The gateway supports tool-calling in three modes. You choose by the format of the request you send.

OpenAI tools format (recommended)

Send tools in the standard OpenAI schema. We forward them to the model and parse the response back into canonical tool_calls, regardless of whether the upstream model emits OpenAI-style or Hermes-style output.

resp = client.chat.completions.create(
    model="moonshotai/Kimi-K2.6",
    messages=[{"role": "user", "content": "Read /etc/hosts"}],
    tools=[{
        "type": "function",
        "function": {
            "name": "read_file",
            "parameters": {
                "type": "object",
                "properties": {"path": {"type": "string"}},
                "required": ["path"],
            },
        },
    }],
)
print(resp.choices[0].message.tool_calls)
# [ChoiceDeltaToolCall(id='call_1', function=Function(name='read_file', arguments='{"path":"/etc/hosts"}'), type='function')]

Raw Hermes (for OpenClaw and Hermes-native runtimes)

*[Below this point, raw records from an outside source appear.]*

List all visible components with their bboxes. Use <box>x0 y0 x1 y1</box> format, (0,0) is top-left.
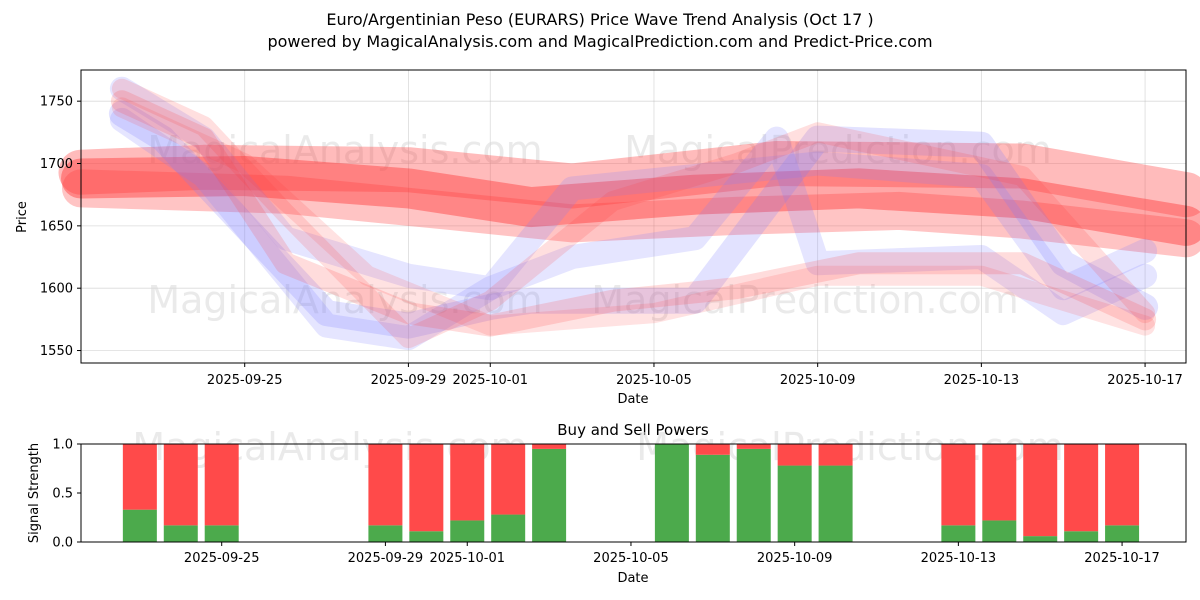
sell-bar <box>450 444 485 521</box>
price-plot-area <box>81 70 1186 363</box>
sell-bar <box>818 444 853 466</box>
price-panel: MagicalAnalysis.com MagicalPrediction.co… <box>15 69 1200 407</box>
buy-bar <box>532 448 567 542</box>
signal-y-tick-label: 1.0 <box>52 438 73 453</box>
signal-x-tick-label: 2025-10-17 <box>1084 551 1160 566</box>
signal-y-ticks: 0.0 0.5 1.0 <box>52 438 81 551</box>
signal-x-axis-label: Date <box>617 571 648 586</box>
price-series-wave-red-2 <box>61 156 1200 246</box>
price-x-axis-label: Date <box>617 392 648 407</box>
buy-bar <box>122 509 157 542</box>
chart-title: Euro/Argentinian Peso (EURARS) Price Wav… <box>326 10 873 29</box>
watermark-right-2: MagicalPrediction.com <box>591 278 1019 322</box>
buy-bar <box>654 444 689 542</box>
signal-x-tick-label: 2025-10-05 <box>593 551 669 566</box>
buy-bar <box>163 525 198 542</box>
price-plot-frame <box>80 69 1187 364</box>
buy-bar <box>818 465 853 542</box>
watermark-right: MagicalPrediction.com <box>624 128 1052 172</box>
price-grid <box>81 70 1186 363</box>
price-x-tick-label: 2025-10-01 <box>452 373 528 388</box>
watermark-left-2: MagicalAnalysis.com <box>147 278 542 322</box>
price-series-wave-red-1 <box>58 141 1200 218</box>
price-series-wave-pink-1 <box>110 90 1157 337</box>
signal-bars <box>122 444 1140 542</box>
price-series-wave-red-3 <box>62 169 1200 258</box>
buy-bar <box>1023 536 1058 542</box>
sell-bar <box>736 444 771 449</box>
buy-bar <box>941 525 976 542</box>
price-series-wave-blue-3 <box>109 107 1158 351</box>
buy-bar <box>450 520 485 542</box>
price-x-tick-label: 2025-10-13 <box>944 373 1020 388</box>
sell-bar <box>777 444 812 466</box>
signal-x-tick-label: 2025-10-13 <box>921 551 997 566</box>
buy-bar <box>1105 525 1140 542</box>
buy-bar <box>982 520 1017 542</box>
buy-bar <box>777 465 812 542</box>
price-x-tick-label: 2025-10-17 <box>1107 373 1183 388</box>
sell-bar <box>163 444 198 526</box>
buy-bar <box>204 525 239 542</box>
price-x-ticks: 2025-09-25 2025-09-29 2025-10-01 2025-10-05… <box>207 363 1183 388</box>
price-y-tick-label: 1700 <box>40 157 73 172</box>
buy-bar <box>491 514 526 542</box>
sell-bar <box>122 444 157 510</box>
price-y-tick-label: 1650 <box>40 219 73 234</box>
price-y-tick-label: 1550 <box>40 344 73 359</box>
price-series-wave-blue-2 <box>109 76 1158 301</box>
signal-panel: Buy and Sell Powers MagicalAnalysis.com … <box>27 421 1187 586</box>
signal-y-tick-label: 0.5 <box>52 487 73 502</box>
price-series-wave-pink-2 <box>111 78 1156 349</box>
signal-panel-title: Buy and Sell Powers <box>557 421 709 439</box>
buy-bar <box>736 448 771 542</box>
price-x-tick-label: 2025-09-29 <box>371 373 447 388</box>
sell-bar <box>368 444 403 526</box>
price-x-tick-label: 2025-10-09 <box>780 373 856 388</box>
sell-bar <box>409 444 444 532</box>
price-series-wave-blue-1 <box>108 100 1159 339</box>
buy-bar <box>368 525 403 542</box>
sell-bar <box>204 444 239 526</box>
sell-bar <box>491 444 526 515</box>
sell-bar <box>941 444 976 526</box>
chart-subtitle: powered by MagicalAnalysis.com and Magic… <box>267 32 932 51</box>
price-y-tick-label: 1600 <box>40 282 73 297</box>
watermark-left: MagicalAnalysis.com <box>147 128 542 172</box>
signal-x-tick-label: 2025-09-29 <box>348 551 424 566</box>
signal-y-tick-label: 0.0 <box>52 536 73 551</box>
sell-bar <box>982 444 1017 521</box>
price-y-axis-label: Price <box>15 201 30 233</box>
buy-bar <box>409 531 444 542</box>
signal-x-tick-label: 2025-10-09 <box>757 551 833 566</box>
price-y-tick-label: 1750 <box>40 95 73 110</box>
buy-bar <box>695 454 730 542</box>
sell-bar <box>1064 444 1099 532</box>
price-x-tick-label: 2025-10-05 <box>616 373 692 388</box>
price-series-wave-pink-3 <box>111 97 1156 336</box>
price-series <box>58 76 1200 351</box>
signal-x-ticks: 2025-09-25 2025-09-29 2025-10-01 2025-10-05… <box>184 542 1160 566</box>
sell-bar <box>1105 444 1140 526</box>
signal-x-tick-label: 2025-09-25 <box>184 551 260 566</box>
sell-bar <box>1023 444 1058 537</box>
sell-bar <box>695 444 730 455</box>
price-x-tick-label: 2025-09-25 <box>207 373 283 388</box>
buy-bar <box>1064 531 1099 542</box>
signal-y-axis-label: Signal Strength <box>27 443 42 543</box>
signal-x-tick-label: 2025-10-01 <box>429 551 505 566</box>
sell-bar <box>532 444 567 449</box>
price-y-ticks: 1550 1600 1650 1700 1750 <box>40 95 81 359</box>
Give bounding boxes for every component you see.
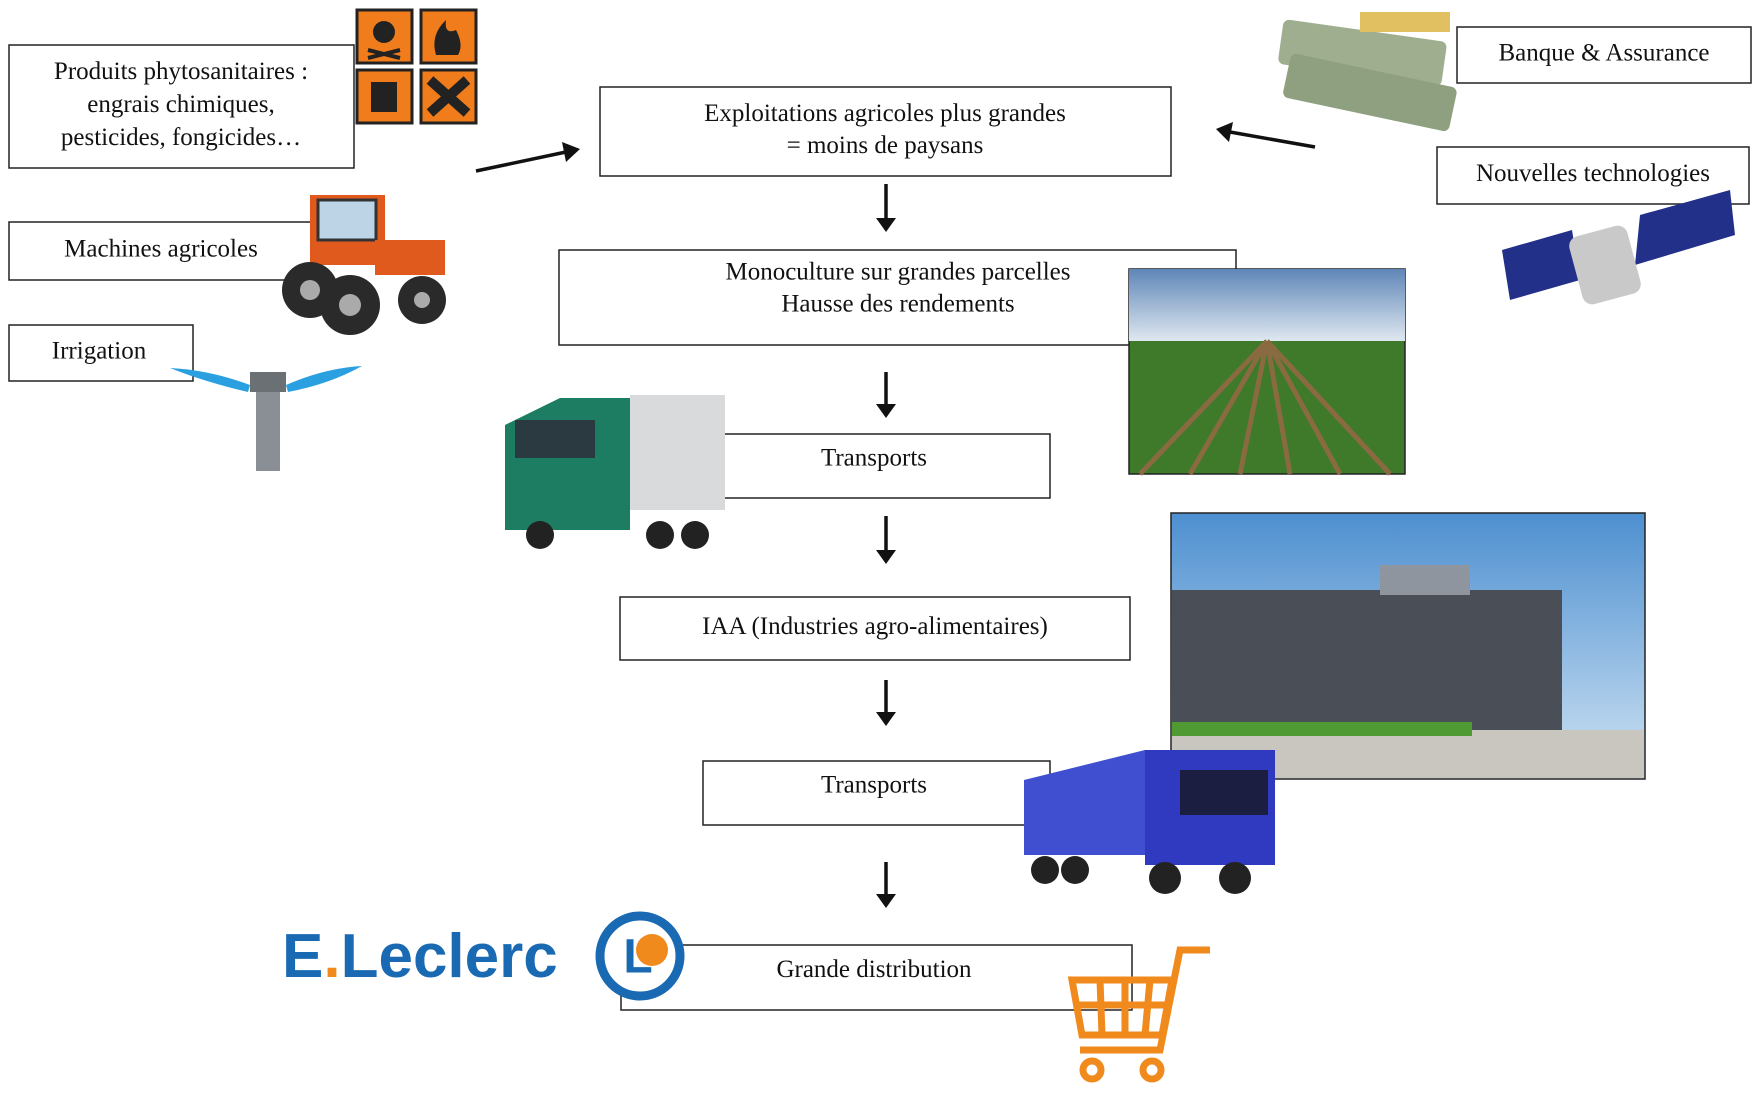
node-label: Transports [821, 772, 927, 799]
node-box [558, 249, 1237, 346]
node-box [1436, 146, 1750, 205]
node-label: Irrigation [52, 338, 147, 365]
tractor-image [282, 195, 446, 335]
logo-name: Leclerc [341, 922, 558, 991]
node-label: Exploitations agricoles plus grandes [704, 100, 1066, 127]
node-label: = moins de paysans [787, 132, 984, 159]
node-box [1456, 26, 1752, 84]
factory-photo [1170, 512, 1646, 780]
node-box [599, 86, 1172, 177]
node-box [8, 324, 194, 382]
node-box [8, 44, 355, 169]
node-label: Hausse des rendements [781, 291, 1014, 318]
node-label: Banque & Assurance [1498, 40, 1709, 67]
logo-e: E [282, 922, 323, 991]
hazard-icons [355, 8, 478, 125]
node-label: Monoculture sur grandes parcelles [725, 259, 1070, 286]
node-box [619, 596, 1131, 661]
node-box [696, 433, 1051, 499]
logo-mark: L [623, 931, 652, 984]
node-label: pesticides, fongicides… [61, 124, 301, 151]
satellite-image [1502, 190, 1735, 305]
node-label: Transports [821, 445, 927, 472]
field-photo [1128, 268, 1406, 476]
svg-text:E.Leclerc: E.Leclerc [282, 922, 558, 991]
node-box [702, 760, 1051, 826]
node-label: Machines agricoles [64, 236, 258, 263]
node-label: engrais chimiques, [87, 91, 274, 118]
node-label: Produits phytosanitaires : [54, 58, 308, 85]
money-image [1278, 12, 1457, 132]
sprinkler-image [170, 366, 362, 471]
green-truck-image [505, 395, 725, 549]
node-label: IAA (Industries agro-alimentaires) [702, 613, 1048, 640]
blue-truck-image [1024, 750, 1275, 894]
arrows [475, 122, 1316, 908]
leclerc-logo: E.Leclerc L [282, 911, 685, 1001]
node-label: Grande distribution [776, 956, 972, 983]
node-label: Nouvelles technologies [1476, 160, 1710, 187]
logo-dot: . [323, 922, 340, 991]
boxes: Produits phytosanitaires : engrais chimiq… [8, 26, 1752, 1011]
cart-image [1067, 946, 1210, 1083]
node-box [8, 221, 313, 281]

If your runtime already produces and consumes raw Hermes XML (<tool_call>{...}</tool_call>), set the X-Tool-Mode: raw header. We will not rewrite the prompt or parse the output — you get exactly what the model emits.

curl https://router.mingles.ai/v1/chat/completions \
  -H "Authorization: Bearer $ROUTER_API_KEY" \
  -H "X-Tool-Mode: raw" \
  -H "Content-Type: application/json" \
  -d '{ "model": "moonshotai/Kimi-K2.6", "messages": [...] }'

Streaming tool-calls

Streaming returns standard OpenAI delta.tool_calls chunks. The gateway buffers Hermes XML internally and emits incremental JSON to your client, so runtimes like Cline and Cursor get live indicators.

Why tool-calls cut off or arrive as malformed JSON

The most common tool-calling failure is output truncation. Tool calls are generated as tokens, so they count against max_output_tokens. When the budget runs out mid-call, the client receives a partial <tool_call>{... fragment that parses as malformed JSON arguments — this is what breaks Kilo Code, OpenCode, Hermes/OpenClaw and Context7-style runtimes.

The gateway detects truncation, keeps finish_reason: "length" so you can retry, and logs it — but it cannot reconstruct the missing half. To fix:

Raise max_tokens. Reasoning models also spend output budget on internal thinking before the tool call, so leave generous headroom.
Shorten tool schemas (see the 8 KB note below).
Retry on finish_reason: "length" with a larger budget.

See Model limits & behavior for the full breakdown.

Known limits

Parallel tool-calls: at most 1 tool-call per assistant message today.
Streaming tool-calls: best-effort; we emit chunks as JSON segments arrive.
Tool schemas: kept under 8 KB total per request for parsing reliability.

Runtime configs

For ready-to-paste configs for OpenClaw, Cline, Continue.dev, Cursor, Aider and n8n, use the Agents Hub generator.